The obstacles Turner has faced as a musician in the Fresno scene are issues prominently rooted in anti-blackness. She has especially had to fight against the “angry black woman” narrative that comes with being outspoken or even just standing up for herself.
“As a black woman, no matter how I handle the situation—whether I say something or not, whether I get angry or stay nice, whether I try to be quiet or outspoken—I get the bully tag. I’m scary, I’m big, I’m black,” says Turner.
It took Turner a long time to embrace her identity while navigating Fresno’s white spaces, and to reach a place of empowerment. She credits her bass and music in helping her achieve this. “I had an outlet for creativity that was effortless for me—that literally became the reason why I have a voice,” she says. “It created space for me to talk about issues in my life, and created space for me to be fully queer, fully black, and fully present in this world, because not having a voice can kill you. So that’s really what the bass has done for me, it has created this platform for healing and for expression.”
This year, Turner decided to take her advocacy and music a step further with two new projects: Bruise Violet Collective and Squid Ink. The Bruise Violet Collective is made up of musicians, writers, and artists who organize events and safe spaces catering to marginalized identities. Squid Ink, on the other hand, is Turner’s new punk side project which features all black women, including Johnson.
“Audrey and I would look around and there was nobody that looked like us,” says Turner. “For so long, our community was built on having spaces that catered to white men in the punk scene… and it’s so interesting because punk has always been black, and black folks have taken up that space since the beginning of punk, but we have never been pushed to the forefront, we haven’t had too much representation.”
The two women, along with fellow members Amber Williams and Janell Bowen, all hope to draw attention to this with their music and presence. “Our music is based around the black experience, we talk about what it feels like growing up in black communities… we get to talk about black issues, issues that are never talked about in the scene, especially in the punk scene,” says Turner.
Additionally, the name of the band is meant to represent the type of black power that the women are trying to harness. “When squid squirt black ink into the face of something that’s trying to harm them, that’s actually melanin,” says Turner. “They literally protect themselves with melanin, they protect themselves with their blackness.”
Squid Ink is recording this year and will be playing the Punk Black Cali Fest II in Oakland this March.
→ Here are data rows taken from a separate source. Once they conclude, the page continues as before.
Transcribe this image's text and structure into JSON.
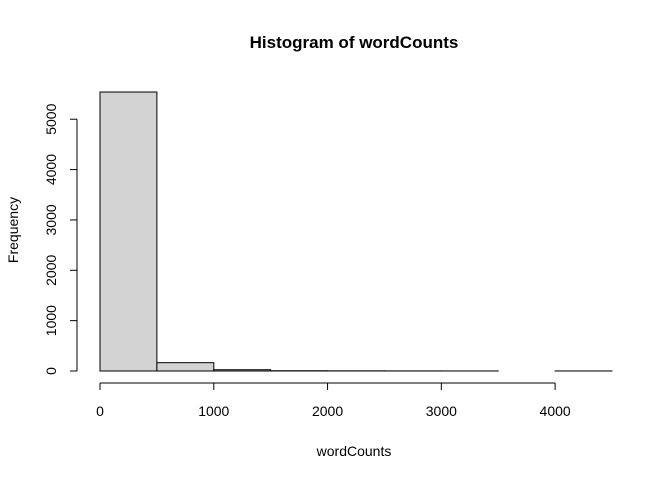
{
  "chart_data": {
    "type": "bar",
    "title": "Histogram of wordCounts",
    "xlabel": "wordCounts",
    "ylabel": "Frequency",
    "xlim": [
      0,
      4500
    ],
    "ylim": [
      0,
      5600
    ],
    "x_ticks": [
      0,
      1000,
      2000,
      3000,
      4000
    ],
    "y_ticks": [
      0,
      1000,
      2000,
      3000,
      4000,
      5000
    ],
    "bin_edges": [
      0,
      500,
      1000,
      1500,
      2000,
      2500,
      3000,
      3500,
      4000,
      4500
    ],
    "values": [
      5540,
      165,
      25,
      5,
      3,
      2,
      1,
      0,
      1
    ]
  }
}
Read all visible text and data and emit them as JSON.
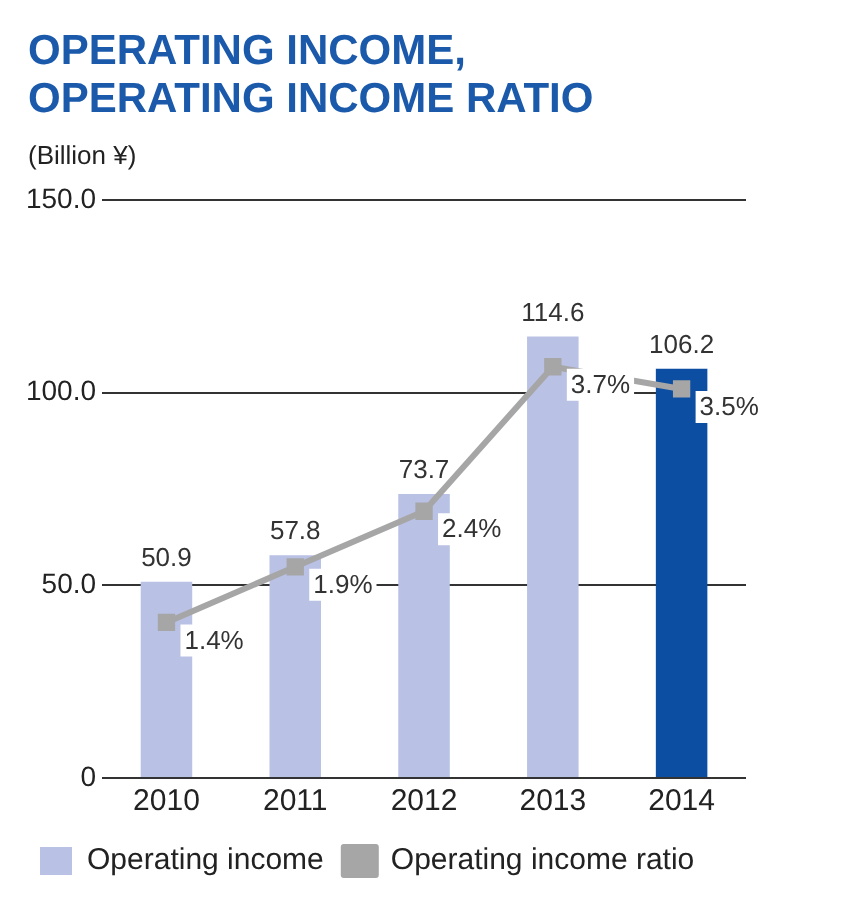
{
  "chart_data": {
    "type": "bar",
    "title": [
      "OPERATING INCOME,",
      "OPERATING INCOME RATIO"
    ],
    "ylabel": "(Billion ¥)",
    "categories": [
      "2010",
      "2011",
      "2012",
      "2013",
      "2014"
    ],
    "series": [
      {
        "name": "Operating income",
        "colors": [
          "#b9c1e4",
          "#b9c1e4",
          "#b9c1e4",
          "#b9c1e4",
          "#0b4ea2"
        ],
        "values": [
          50.9,
          57.8,
          73.7,
          114.6,
          106.2
        ],
        "value_labels": [
          "50.9",
          "57.8",
          "73.7",
          "114.6",
          "106.2"
        ]
      },
      {
        "name": "Operating income ratio",
        "type": "line",
        "axis": "y2",
        "color": "#a6a6a6",
        "marker": "square",
        "values": [
          1.4,
          1.9,
          2.4,
          3.7,
          3.5
        ],
        "value_labels": [
          "1.4%",
          "1.9%",
          "2.4%",
          "3.7%",
          "3.5%"
        ]
      }
    ],
    "ylim": [
      0,
      150
    ],
    "yticks": [
      {
        "value": 0,
        "label": "0"
      },
      {
        "value": 50,
        "label": "50.0"
      },
      {
        "value": 100,
        "label": "100.0"
      },
      {
        "value": 150,
        "label": "150.0"
      }
    ],
    "y2lim": [
      0,
      5.2
    ],
    "grid": "y",
    "legend": "bottom left"
  }
}
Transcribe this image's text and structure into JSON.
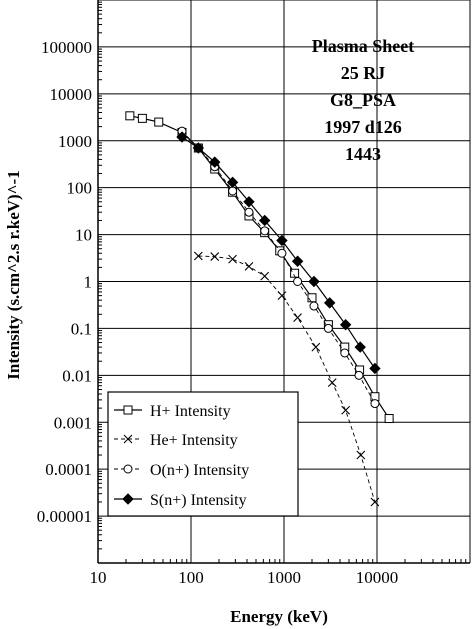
{
  "chart_data": {
    "type": "scatter",
    "title": "",
    "xlabel": "Energy (keV)",
    "ylabel": "Intensity (s.cm^2.s r.keV)^-1",
    "xscale": "log",
    "yscale": "log",
    "xlim": [
      10,
      100000
    ],
    "ylim": [
      1e-06,
      1000000
    ],
    "grid": true,
    "legend_position": "bottom-left",
    "x_tick_labels": [
      {
        "value": 10,
        "label": "10"
      },
      {
        "value": 100,
        "label": "100"
      },
      {
        "value": 1000,
        "label": "1000"
      },
      {
        "value": 10000,
        "label": "10000"
      }
    ],
    "y_tick_labels": [
      {
        "value": 100000,
        "label": "100000"
      },
      {
        "value": 10000,
        "label": "10000"
      },
      {
        "value": 1000,
        "label": "1000"
      },
      {
        "value": 100,
        "label": "100"
      },
      {
        "value": 10,
        "label": "10"
      },
      {
        "value": 1,
        "label": "1"
      },
      {
        "value": 0.1,
        "label": "0.1"
      },
      {
        "value": 0.01,
        "label": "0.01"
      },
      {
        "value": 0.001,
        "label": "0.001"
      },
      {
        "value": 0.0001,
        "label": "0.0001"
      },
      {
        "value": 1e-05,
        "label": "0.00001"
      }
    ],
    "annotation": [
      "Plasma Sheet",
      "25 RJ",
      "G8_PSA",
      "1997 d126",
      "1443"
    ],
    "series": [
      {
        "name": "H+ Intensity",
        "marker": "square-open",
        "line": "solid",
        "x": [
          22,
          30,
          45,
          80,
          120,
          180,
          280,
          420,
          620,
          900,
          1300,
          2000,
          3000,
          4500,
          6500,
          9500,
          13500
        ],
        "y": [
          3400,
          3000,
          2500,
          1500,
          700,
          250,
          80,
          25,
          11,
          4.5,
          1.5,
          0.45,
          0.12,
          0.04,
          0.013,
          0.0035,
          0.0012
        ]
      },
      {
        "name": "He+ Intensity",
        "marker": "x",
        "line": "dashed",
        "x": [
          120,
          180,
          280,
          420,
          620,
          950,
          1400,
          2200,
          3300,
          4600,
          6700,
          9500
        ],
        "y": [
          3.5,
          3.4,
          3.0,
          2.1,
          1.3,
          0.5,
          0.17,
          0.04,
          0.007,
          0.0018,
          0.0002,
          2e-05
        ]
      },
      {
        "name": "O(n+) Intensity",
        "marker": "circle-open",
        "line": "dashed",
        "x": [
          80,
          120,
          180,
          280,
          420,
          620,
          950,
          1400,
          2100,
          3000,
          4500,
          6400,
          9500
        ],
        "y": [
          1600,
          700,
          280,
          85,
          30,
          12,
          4,
          1,
          0.3,
          0.1,
          0.03,
          0.01,
          0.0025
        ]
      },
      {
        "name": "S(n+) Intensity",
        "marker": "diamond-filled",
        "line": "solid",
        "x": [
          80,
          120,
          180,
          280,
          420,
          620,
          950,
          1400,
          2100,
          3100,
          4600,
          6600,
          9500
        ],
        "y": [
          1200,
          700,
          350,
          130,
          50,
          20,
          7.5,
          2.7,
          1,
          0.35,
          0.12,
          0.04,
          0.014
        ]
      }
    ]
  }
}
Fatty Cakes is planning a Pacific Northwest tour and will be in the studio next summer. As Turner prepares for new music with both projects, she aims to continue taking up space with aid from her most powerful tool: the bass.
“Everything we talked about in my life has flown in on this wonderful rhythm because of the bass… because I have the bass, because I have this community of awesome women. And because I get to create through trauma, I can heal this way,” she says.